HIV, STD Prevention Programs Urgently Needed, Researchers Conclude
New research from the Centers for Disease Control and Prevention (CDC) concludes that high-risk sexual behaviors were common among HIV-infected and uninfected young African American men having sex with men (MSM) in North Carolina, and that HIV and STD prevention programs targeting young Black MSM, both in colleges and the community, are urgently needed.
The new data on HIV infections and risk behavior among college-age African American gay and bisexual men was among findings released last month by the Centers for Disease Control and Prevention (CDC) at the 11th Conference on Retroviruses and Opportunistic Infections in San Francisco. Another CDC presentation examined what is known about sexual behavior and HIV risk among African American men on the “down low,” a group that has been studied very little in the past.
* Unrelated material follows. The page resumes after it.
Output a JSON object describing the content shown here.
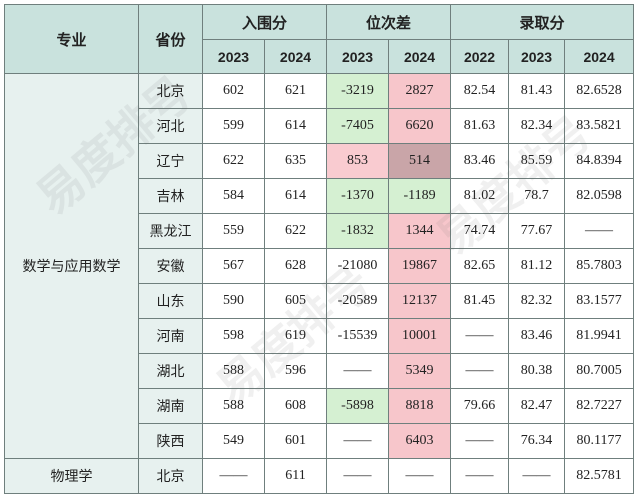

High-risk behavior is frequent in young African American MSM, regardless of whether they are HIV infected, college students, or not in college. High rates of HIV infection among young African American MSM have previously been reported in the scientific literature. In May 2003, the North Carolina Department of Health identified 49 new cases of HIV among Black MSM and invited CDC to participate in an in-depth epidemiological and behavioral investigation.
Dr. Lisa Fitzpatrick led a CDC team conducting a study of HIV-infected college students, uninfected college students and uninfected non-students to assess differences in behavior and other factors that may contribute to risk for HIV infection. A total of 53 African American MSM completed the survey; all were between 18 and 30 years of age.
Reported risk behavior was frequent for all three groups: 40 percent of HIV-infected college students reported unprotected anal intercourse with a casual sexual partner in the past year, compared to 33 percent of uninfected college students and 27 percent of uninfected non-students. Though this study did not test for gonorrhea at the time of HIV diagnosis, other research indicates that the presence of another STD increases the likelihood of HIV transmission by two to five times.